Which is when Alexander Lukashenko — the odious dictator of Belarus, and a Putin puppet — swooped in and "negotiated" something, we're still not sure what. To hear Lukashenko tell it, he talked Putin down from having Prigozhin executed immediately, but since Lukashenko has no credibility at all, this is not verifiable. More likely, Putin gave a command and Lukashenko obeyed.
But as a result, Prigozhin has been granted safe passage to Belarus, and his troops are ostensibly free, either to go with him — Lukashenko is reportedly building them a base in Belarus, near the Ukrainian border — or to sign up for the official version of the Russian army. In other words, as of this writing, all is apparently forgiven.
This seems a most un-Putin-like denouement for a drama of such Shakespearean proportions. Which is why nobody takes it at face value.
There are no heroes here. Evgeny Prigozhin — nicknamed "Putin's Chef," for reasons that are not pertinent here — is one of the vilest creatures now walking the earth, responsible for perhaps tens of thousands of deaths. For sheer barbarity, he is second only to Putin, and they've been pals, more or less, for two decades.
Prigozhin was the guy behind the internet troll farms that so rudely interfered in our own 2016 election. That work earned him fame, fortune, the admiration of Putin, and an indictment from Robert Mueller, which means he can't set foot in any Western country without being immediately extradited to the U.S. Indeed, Belarus might be the best exile deal he can hope for.
Putin authorized Wagner's creation in the early 2010's, giving complete control to Prigozhin. The idea was to build an autonomous army that would be free to commit atrocities in Putin's behalf, while giving Putin deniability for any of its crimes.
Wagner quickly earned a reputation for viciousness in the hostile takeover of Crimea in 2014, and has since been rented out to thuggish dictators in the Middle East and Africa — wherever there are mineral rights that need exploiting or human rights that need crushing. Brutality is very much the Wagner brand — their motto translates loosely as "Death is our business, and business is good."
Putin's dilemma is that he needs the Wagner troops, as they're virtually his only dependable source of competent soldiers. They were the main force behind Putin's only victory — and a questionable victory at that — in the eleven-month battle for Bakhmut, the bloodiest battle of the supremely bloody Ukraine war.
It's estimated that upwards of 10,000 Wagner troops died at Bakhmut. Most were not the elite troops Prigozhin is so proud of, but were, in fact, prisoners. Prigozhin had famously offered hardened criminals their freedom in return for serving at the front. All they had to do was survive the war. Which was hardly likely.
But for all his right-wing loathsomeness, Prigozhin has managed to tap into a current of populist resentment, mostly directed at the Russian military establishment.
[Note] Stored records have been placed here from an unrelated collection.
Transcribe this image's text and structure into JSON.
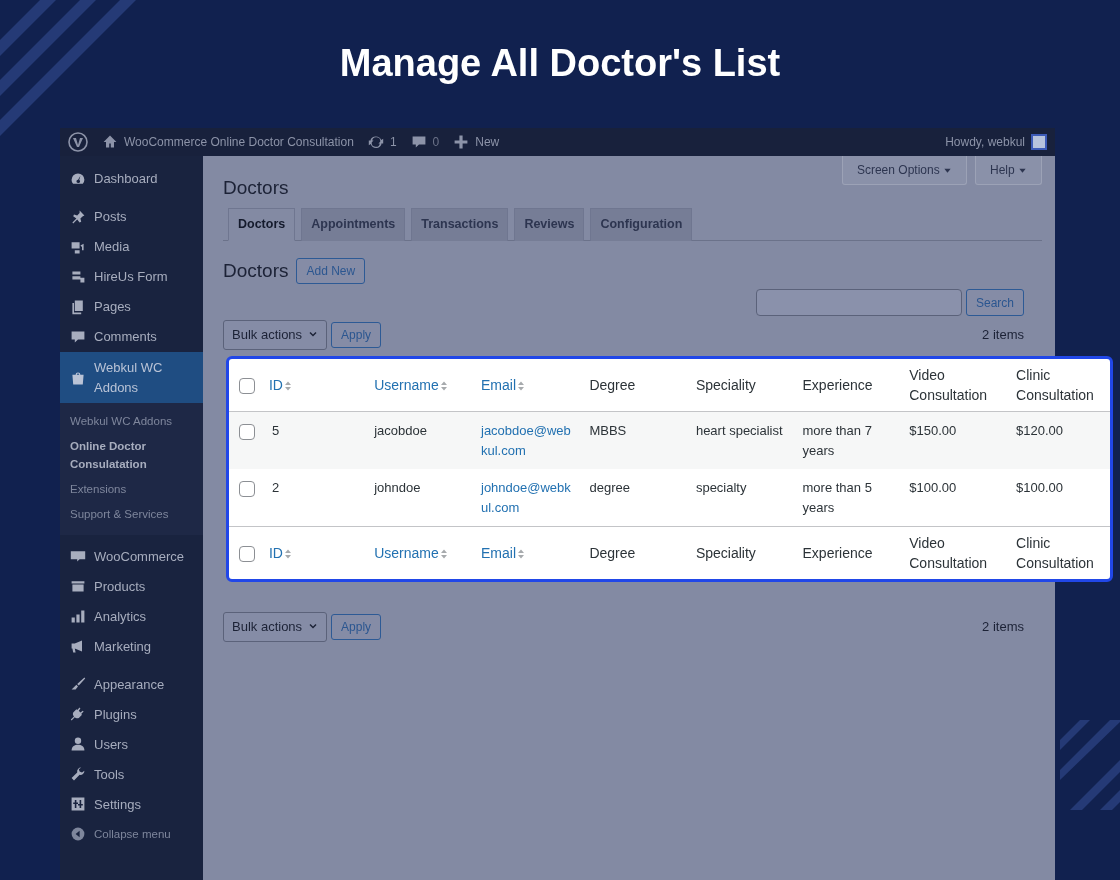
{
  "banner": {
    "title": "Manage All Doctor's List"
  },
  "admin_bar": {
    "site": "WooCommerce Online Doctor Consultation",
    "updates": "1",
    "comments": "0",
    "new": "New",
    "greeting": "Howdy, webkul"
  },
  "sidebar": {
    "items": [
      {
        "label": "Dashboard",
        "selected": false
      },
      {
        "label": "Posts",
        "selected": false
      },
      {
        "label": "Media",
        "selected": false
      },
      {
        "label": "HireUs Form",
        "selected": false
      },
      {
        "label": "Pages",
        "selected": false
      },
      {
        "label": "Comments",
        "selected": false
      },
      {
        "label": "Webkul WC Addons",
        "selected": true,
        "children": [
          {
            "label": "Webkul WC Addons",
            "selected": false
          },
          {
            "label": "Online Doctor Consulatation",
            "selected": true
          },
          {
            "label": "Extensions",
            "selected": false
          },
          {
            "label": "Support & Services",
            "selected": false
          }
        ]
      },
      {
        "label": "WooCommerce",
        "selected": false
      },
      {
        "label": "Products",
        "selected": false
      },
      {
        "label": "Analytics",
        "selected": false
      },
      {
        "label": "Marketing",
        "selected": false
      },
      {
        "label": "Appearance",
        "selected": false
      },
      {
        "label": "Plugins",
        "selected": false
      },
      {
        "label": "Users",
        "selected": false
      },
      {
        "label": "Tools",
        "selected": false
      },
      {
        "label": "Settings",
        "selected": false
      }
    ],
    "collapse": "Collapse menu"
  },
  "top_buttons": [
    "Screen Options",
    "Help"
  ],
  "page_title": "Doctors",
  "tabs": [
    {
      "label": "Doctors",
      "selected": true
    },
    {
      "label": "Appointments",
      "selected": false
    },
    {
      "label": "Transactions",
      "selected": false
    },
    {
      "label": "Reviews",
      "selected": false
    },
    {
      "label": "Configuration",
      "selected": false
    }
  ],
  "list_title": "Doctors",
  "add_new": "Add New",
  "search_button": "Search",
  "bulk_actions": "Bulk actions",
  "apply": "Apply",
  "item_count": "2 items",
  "bottom_bulk_actions": "Bulk actions",
  "bottom_apply": "Apply",
  "bottom_item_count": "2 items",
  "table": {
    "header_checked": false,
    "footer_checked": false,
    "footer_columns": [
      {
        "label": "ID",
        "sortable": true
      },
      {
        "label": "Username",
        "sortable": true
      },
      {
        "label": "Email",
        "sortable": true
      },
      {
        "label": "Degree",
        "sortable": false
      },
      {
        "label": "Speciality",
        "sortable": false
      },
      {
        "label": "Experience",
        "sortable": false
      },
      {
        "label": "Video Consultation",
        "sortable": false
      },
      {
        "label": "Clinic Consultation",
        "sortable": false
      }
    ],
    "columns": [
      {
        "label": "ID",
        "sortable": true
      },
      {
        "label": "Username",
        "sortable": true
      },
      {
        "label": "Email",
        "sortable": true
      },
      {
        "label": "Degree",
        "sortable": false
      },
      {
        "label": "Speciality",
        "sortable": false
      },
      {
        "label": "Experience",
        "sortable": false
      },
      {
        "label": "Video Consultation",
        "sortable": false
      },
      {
        "label": "Clinic Consultation",
        "sortable": false
      }
    ],
    "rows": [
      {
        "checked": false,
        "cells": [
          "5",
          "jacobdoe",
          "jacobdoe@webkul.com",
          "MBBS",
          "heart specialist",
          "more than 7 years",
          "$150.00",
          "$120.00"
        ]
      },
      {
        "checked": false,
        "cells": [
          "2",
          "johndoe",
          "johndoe@webkul.com",
          "degree",
          "specialty",
          "more than 5 years",
          "$100.00",
          "$100.00"
        ]
      }
    ]
  }
}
He has railed against the incompetence, the inefficiencies, the poor equipment, the shoddy planning, the flagrant corruption, and the utter lack of accountability that pervades the Russian armed forces, especially in the high command.
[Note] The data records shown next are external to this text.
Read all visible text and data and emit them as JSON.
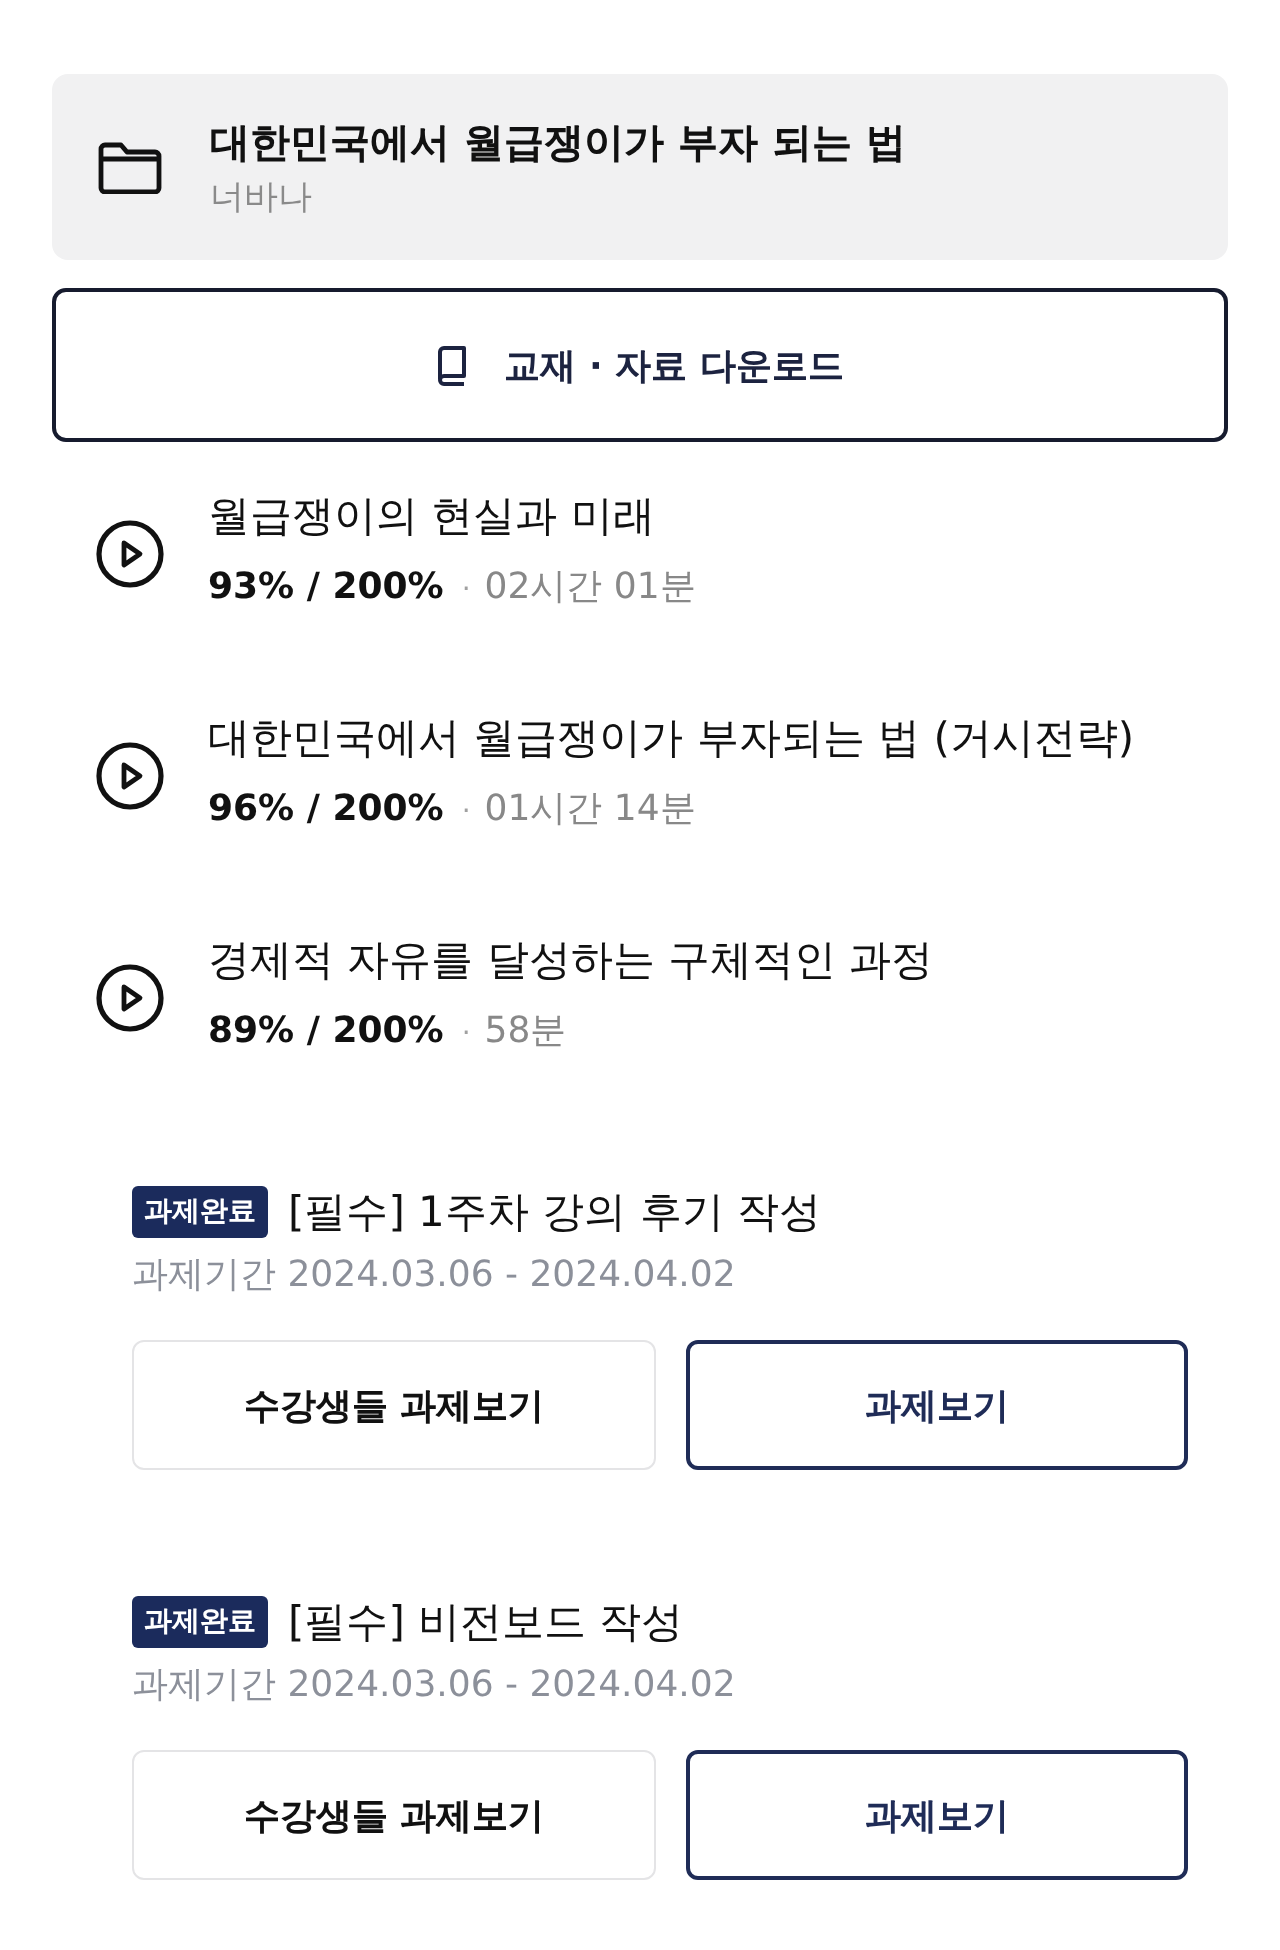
{
  "course": {
    "title": "대한민국에서 월급쟁이가 부자 되는 법",
    "author": "너바나"
  },
  "download_button": {
    "label": "교재 · 자료 다운로드"
  },
  "lessons": [
    {
      "title": "월급쟁이의 현실과 미래",
      "progress": "93% / 200%",
      "separator": "·",
      "duration": "02시간 01분"
    },
    {
      "title": "대한민국에서 월급쟁이가 부자되는 법 (거시전략)",
      "progress": "96% / 200%",
      "separator": "·",
      "duration": "01시간 14분"
    },
    {
      "title": "경제적 자유를 달성하는 구체적인 과정",
      "progress": "89% / 200%",
      "separator": "·",
      "duration": "58분"
    }
  ],
  "assignments": [
    {
      "status": "과제완료",
      "title": "[필수] 1주차 강의 후기 작성",
      "period": "과제기간 2024.03.06 - 2024.04.02",
      "buttons": [
        {
          "label": "수강생들 과제보기",
          "kind": "secondary"
        },
        {
          "label": "과제보기",
          "kind": "primary"
        }
      ]
    },
    {
      "status": "과제완료",
      "title": "[필수] 비전보드 작성",
      "period": "과제기간 2024.03.06 - 2024.04.02",
      "buttons": [
        {
          "label": "수강생들 과제보기",
          "kind": "secondary"
        },
        {
          "label": "과제보기",
          "kind": "primary"
        }
      ]
    }
  ]
}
He has also struck a popular chord with his utter contempt for what he calls "the elites," those privileged officials who send their own sons abroad, leaving ordinary Russians to be drafted and slaughtered.
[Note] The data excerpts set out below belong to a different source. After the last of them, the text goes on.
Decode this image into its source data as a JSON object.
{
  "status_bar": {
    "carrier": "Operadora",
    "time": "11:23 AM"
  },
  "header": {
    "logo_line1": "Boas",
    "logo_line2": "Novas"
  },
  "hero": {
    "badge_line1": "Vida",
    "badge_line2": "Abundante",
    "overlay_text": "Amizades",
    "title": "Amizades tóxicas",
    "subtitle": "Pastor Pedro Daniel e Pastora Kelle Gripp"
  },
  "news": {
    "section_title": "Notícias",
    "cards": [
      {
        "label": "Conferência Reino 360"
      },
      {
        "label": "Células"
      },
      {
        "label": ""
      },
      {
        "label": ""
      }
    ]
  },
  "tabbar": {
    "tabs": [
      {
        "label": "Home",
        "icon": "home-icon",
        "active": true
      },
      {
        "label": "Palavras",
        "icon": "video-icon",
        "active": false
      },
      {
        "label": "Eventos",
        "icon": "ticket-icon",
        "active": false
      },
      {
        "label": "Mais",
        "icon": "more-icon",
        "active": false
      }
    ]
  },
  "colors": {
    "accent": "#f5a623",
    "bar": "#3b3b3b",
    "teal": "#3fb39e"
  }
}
While all this has given Putin plenty of indigestion, he has been uncharacteristically tolerant of Prigozhin's antics. That tolerance remains in force, though it could be withdrawn, with deadly consequence, by the time you finish this sentence.
The conventional wisdom holds that Putin has been weakened by the mutiny, but I've not heard any good explanation of what "weakened" means. Absolute autocrats like Putin are a recurring theme in Russian history, and when faced with similar predicaments, they have all, quite predictably, doubled down on the brutality, lashing out at all perceived enemies.
So while nothing about this is clear, there's a good chance we'll soon be seeing stepped-up atrocities in Ukraine, widespread crackdowns on any dissent in the Russian population, and abrupt purges of Putin flunkies throughout the government and the military, some of them through open windows.
Prigozhin himself is not safe in Belarus, and we don't know how, or even if, the Russian army will take in any of his Wagner troops, who are, after all, indelibly marked as mutineers.
But the Prigozhin affair put a crack in Putin's facade of invincibility, and that crack won't be easy to patch up or paint over. Whether that makes Putin more or less dangerous, we're about to find out.